Sean Follmer: 2016 HCI + Design Workshop


Wednesday, April 13, 2016
Location: McCaw Hall, Arrillaga Alumni Center

"Making Interaction Physical - From Physically Embodied Design Tools to Ubiquitous Robotics"



Interaction design is at a crossroads. As we move towards more convergence in our devices, our devices have become increasingly reliant on touch screen based interaction, neglecting their physical form and spatial relevance. Lessons from industrial design and cognitive science suggest another direction - interfaces that are physically embodied.

My talk will explore two questions: 1) How can we bring interaction into the physical world for tasks like design and fabrication? 2) How can the physical form of devices physically adapt to fit the context of their use?

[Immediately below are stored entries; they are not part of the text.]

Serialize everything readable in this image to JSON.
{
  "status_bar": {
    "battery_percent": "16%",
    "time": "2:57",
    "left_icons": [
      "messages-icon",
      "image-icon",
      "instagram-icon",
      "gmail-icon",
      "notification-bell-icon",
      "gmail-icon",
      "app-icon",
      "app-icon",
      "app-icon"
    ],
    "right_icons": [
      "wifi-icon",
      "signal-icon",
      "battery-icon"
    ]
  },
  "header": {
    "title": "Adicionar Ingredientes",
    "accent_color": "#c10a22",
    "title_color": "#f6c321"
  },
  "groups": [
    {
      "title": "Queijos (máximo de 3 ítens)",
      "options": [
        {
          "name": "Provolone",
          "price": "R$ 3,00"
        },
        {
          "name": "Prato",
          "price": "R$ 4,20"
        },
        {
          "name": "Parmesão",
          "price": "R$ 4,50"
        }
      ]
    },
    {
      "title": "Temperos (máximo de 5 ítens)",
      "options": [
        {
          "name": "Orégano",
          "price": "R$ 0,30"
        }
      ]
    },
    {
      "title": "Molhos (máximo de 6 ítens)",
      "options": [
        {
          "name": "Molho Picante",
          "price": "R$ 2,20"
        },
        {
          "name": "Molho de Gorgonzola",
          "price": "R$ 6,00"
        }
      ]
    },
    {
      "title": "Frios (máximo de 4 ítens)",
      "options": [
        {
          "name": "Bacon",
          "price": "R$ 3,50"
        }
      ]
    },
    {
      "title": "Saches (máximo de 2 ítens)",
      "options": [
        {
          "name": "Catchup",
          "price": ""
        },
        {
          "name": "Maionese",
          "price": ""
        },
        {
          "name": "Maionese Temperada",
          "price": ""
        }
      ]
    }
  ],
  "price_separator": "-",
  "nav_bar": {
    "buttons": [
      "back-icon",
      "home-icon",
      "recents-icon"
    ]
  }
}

I believe that shape-changing and deformable interfaces can address the lack of physical affordances in today's interactive products and devices. My work maps out a conceptual space of Dynamic Affordances, describes new interactions with shape changing interfaces motivated by the careful study of users today and expert designers working with physical materials, and begins to evaluate how these new interfaces and devices can help users. In order to prototype these interactions I develop technologies for programming material properties (stiffness, shape, color, etc.) and embedded shape sensing, taking inspiration from fields like Soft Robotics, Material Science, and flexible electronics.

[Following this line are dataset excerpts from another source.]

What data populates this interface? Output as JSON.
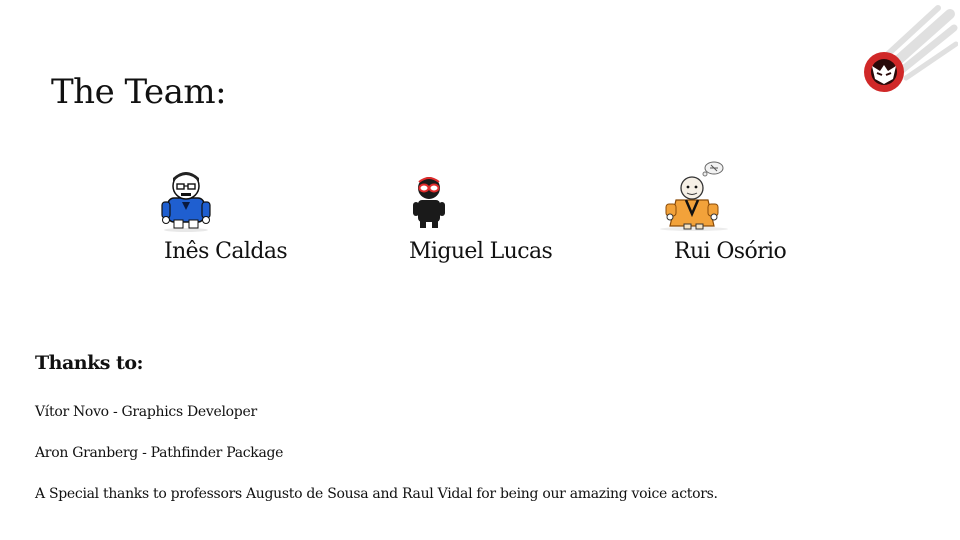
{
  "slide": {
    "title": "The Team:",
    "logo_icon": "meteor-demon-logo-icon"
  },
  "team": [
    {
      "name": "Inês Caldas",
      "avatar_icon": "blue-shirt-character-icon",
      "color": "#1f5fd0"
    },
    {
      "name": "Miguel Lucas",
      "avatar_icon": "black-hoodie-character-icon",
      "color": "#e02a2a"
    },
    {
      "name": "Rui Osório",
      "avatar_icon": "orange-robe-character-icon",
      "color": "#f2a23a"
    }
  ],
  "thanks": {
    "heading": "Thanks to:",
    "lines": [
      "Vítor Novo - Graphics Developer",
      "Aron Granberg - Pathfinder Package",
      "A Special thanks to professors Augusto de Sousa and  Raul Vidal for being our amazing voice actors."
    ]
  }
}
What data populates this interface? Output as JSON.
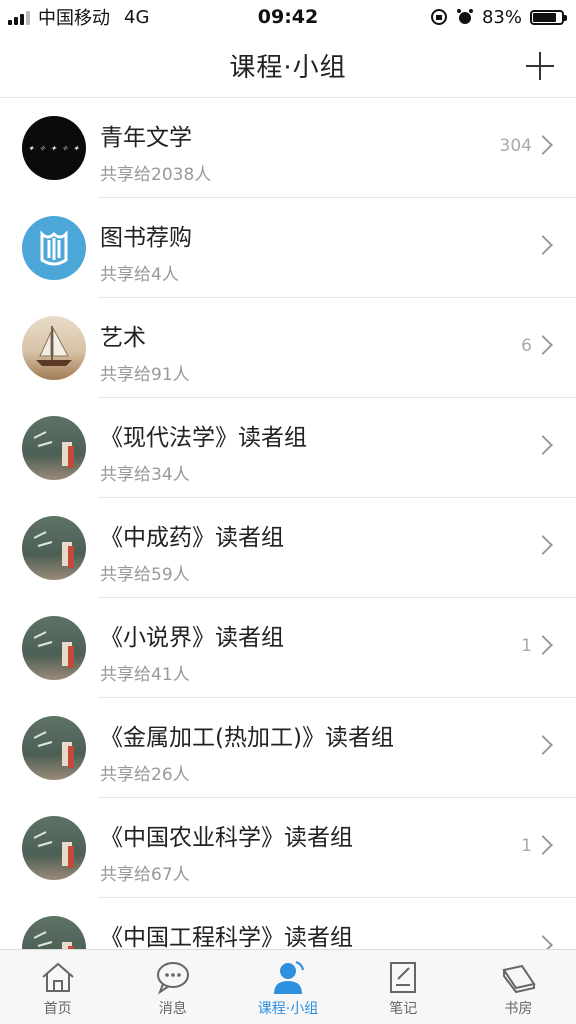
{
  "status_bar": {
    "carrier": "中国移动",
    "network": "4G",
    "time": "09:42",
    "battery_percent": "83%",
    "battery_level": 0.83
  },
  "nav": {
    "title": "课程·小组",
    "add_icon": "plus-icon"
  },
  "groups": [
    {
      "title": "青年文学",
      "subtitle": "共享给2038人",
      "count": "304",
      "avatar_text": "青年文学"
    },
    {
      "title": "图书荐购",
      "subtitle": "共享给4人",
      "count": ""
    },
    {
      "title": "艺术",
      "subtitle": "共享给91人",
      "count": "6"
    },
    {
      "title": "《现代法学》读者组",
      "subtitle": "共享给34人",
      "count": ""
    },
    {
      "title": "《中成药》读者组",
      "subtitle": "共享给59人",
      "count": ""
    },
    {
      "title": "《小说界》读者组",
      "subtitle": "共享给41人",
      "count": "1"
    },
    {
      "title": "《金属加工(热加工)》读者组",
      "subtitle": "共享给26人",
      "count": ""
    },
    {
      "title": "《中国农业科学》读者组",
      "subtitle": "共享给67人",
      "count": "1"
    },
    {
      "title": "《中国工程科学》读者组",
      "subtitle": "",
      "count": ""
    }
  ],
  "tabs": [
    {
      "label": "首页",
      "icon": "home-icon"
    },
    {
      "label": "消息",
      "icon": "chat-bubble-icon"
    },
    {
      "label": "课程·小组",
      "icon": "person-icon"
    },
    {
      "label": "笔记",
      "icon": "note-icon"
    },
    {
      "label": "书房",
      "icon": "book-icon"
    }
  ],
  "colors": {
    "accent": "#2c8fe0",
    "divider": "#e6e6e6",
    "subtitle": "#999999"
  }
}
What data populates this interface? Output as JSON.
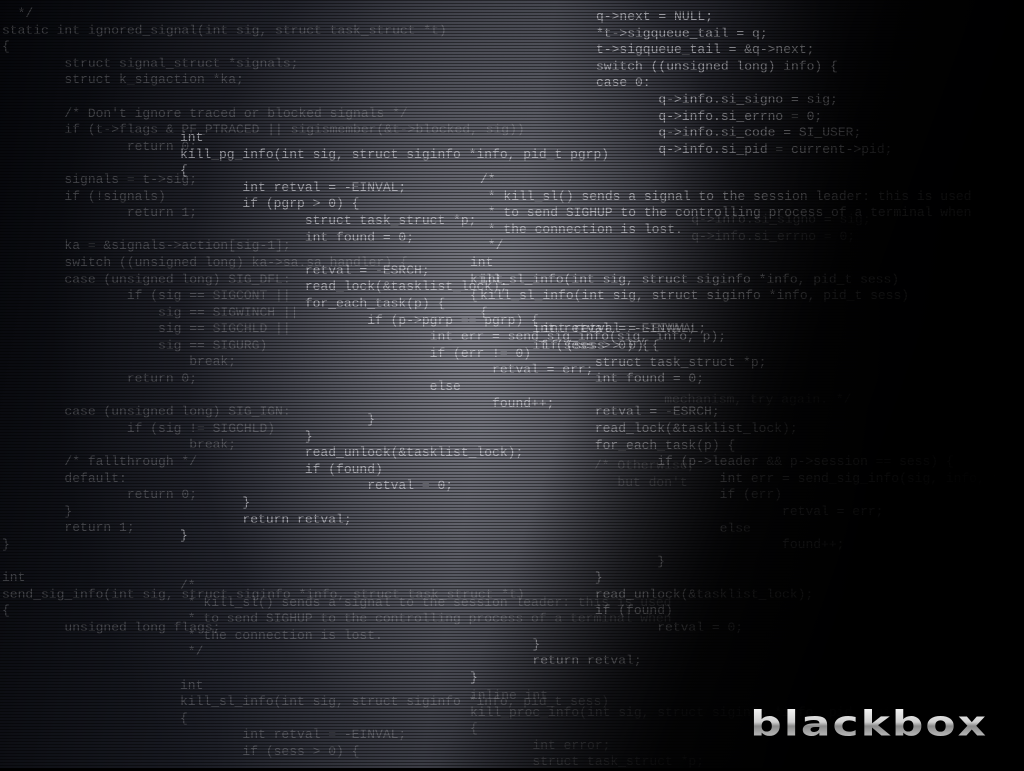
{
  "layers": {
    "a": [
      "  */",
      "static int ignored_signal(int sig, struct task_struct *t)",
      "{",
      "        struct signal_struct *signals;",
      "        struct k_sigaction *ka;",
      "",
      "        /* Don't ignore traced or blocked signals */",
      "        if (t->flags & PF_PTRACED || sigismember(&t->blocked, sig))",
      "                return 0;",
      "",
      "        signals = t->sig;",
      "        if (!signals)",
      "                return 1;",
      "",
      "        ka = &signals->action[sig-1];",
      "        switch ((unsigned long) ka->sa.sa_handler) {",
      "        case (unsigned long) SIG_DFL:",
      "                if (sig == SIGCONT ||",
      "                    sig == SIGWINCH ||",
      "                    sig == SIGCHLD ||",
      "                    sig == SIGURG)",
      "                        break;",
      "                return 0;",
      "",
      "        case (unsigned long) SIG_IGN:",
      "                if (sig != SIGCHLD)",
      "                        break;",
      "        /* fallthrough */",
      "        default:",
      "                return 0;",
      "        }",
      "        return 1;",
      "}",
      "",
      "int",
      "send_sig_info(int sig, struct siginfo *info, struct task_struct *t)",
      "{",
      "        unsigned long flags;"
    ],
    "b": [
      "int",
      "kill_pg_info(int sig, struct siginfo *info, pid_t pgrp)",
      "{",
      "        int retval = -EINVAL;",
      "        if (pgrp > 0) {",
      "                struct task_struct *p;",
      "                int found = 0;",
      "",
      "                retval = -ESRCH;",
      "                read_lock(&tasklist_lock);",
      "                for_each_task(p) {",
      "                        if (p->pgrp == pgrp) {",
      "                                int err = send_sig_info(sig, info, p);",
      "                                if (err != 0)",
      "                                        retval = err;",
      "                                else",
      "                                        found++;",
      "                        }",
      "                }",
      "                read_unlock(&tasklist_lock);",
      "                if (found)",
      "                        retval = 0;",
      "        }",
      "        return retval;",
      "}"
    ],
    "c": [
      "/*",
      " * kill_sl() sends a signal to the session leader: this is used",
      " * to send SIGHUP to the controlling process of a terminal when",
      " * the connection is lost.",
      " */",
      "",
      "int",
      "kill_sl_info(int sig, struct siginfo *info, pid_t sess)",
      "{",
      "        int retval = -EINVAL;",
      "        if (sess > 0) {"
    ],
    "d": [
      "q->next = NULL;",
      "*t->sigqueue_tail = q;",
      "t->sigqueue_tail = &q->next;",
      "switch ((unsigned long) info) {",
      "case 0:",
      "        q->info.si_signo = sig;",
      "        q->info.si_errno = 0;",
      "        q->info.si_code = SI_USER;",
      "        q->info.si_pid = current->pid;"
    ],
    "e": [
      "                        q->info.si_signo = sig;",
      "                        q->info.si_errno = 0;"
    ],
    "f": [
      "int",
      "kill_sl_info(int sig, struct siginfo *info, pid_t sess)",
      "{",
      "",
      "        int retval = -EINVAL;",
      "        if (sess > 0) {",
      "                struct task_struct *p;",
      "                int found = 0;",
      "",
      "                retval = -ESRCH;",
      "                read_lock(&tasklist_lock);",
      "                for_each_task(p) {",
      "                        if (p->leader && p->session == sess) {",
      "                                int err = send_sig_info(sig, info, p);",
      "                                if (err)",
      "                                        retval = err;",
      "                                else",
      "                                        found++;",
      "                        }",
      "                }",
      "                read_unlock(&tasklist_lock);",
      "                if (found)",
      "                        retval = 0;",
      "        }",
      "        return retval;",
      "}"
    ],
    "g": [
      "         mechanism, try again. */",
      "",
      "",
      "",
      "/* Otherwise,",
      "   but don't"
    ],
    "h": [
      "/*",
      " * kill_sl() sends a signal to the session leader: this is used",
      " * to send SIGHUP to the controlling process of a terminal when",
      " * the connection is lost.",
      " */",
      "",
      "int",
      "kill_sl_info(int sig, struct siginfo *info, pid_t sess)",
      "{",
      "        int retval = -EINVAL;",
      "        if (sess > 0) {"
    ],
    "i": [
      "inline int",
      "kill_proc_info(int sig, struct siginfo *info, pid_t pid)",
      "{",
      "        int error;",
      "        struct task_struct *p;"
    ]
  },
  "logo": {
    "text": "blackbox"
  }
}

Sean Follmer is a human-computer interaction researcher and designer. He is an Assistant Professor of Mechanical Engineering at Stanford University, where he teaches the design of smart and connected devices and leads research at the intersection between human-computer interaction (HCI) and robotics. Follmer received a Ph.D. and a Masters degree from the MIT Media Lab in 2015 and 2011, respectively, and a BS in Engineering from Stanford University. He has worked at Nokia Research and Adobe Research on projects exploring the frontiers of HCI. Follmer has received numerous awards for his research and design work, including best paper awards and nominations from premier academic conferences in HCI (ACM UIST and CHI), Fast Company Innovation By Design Awards, a Red Dot Design Award and a Laval Virtual Award.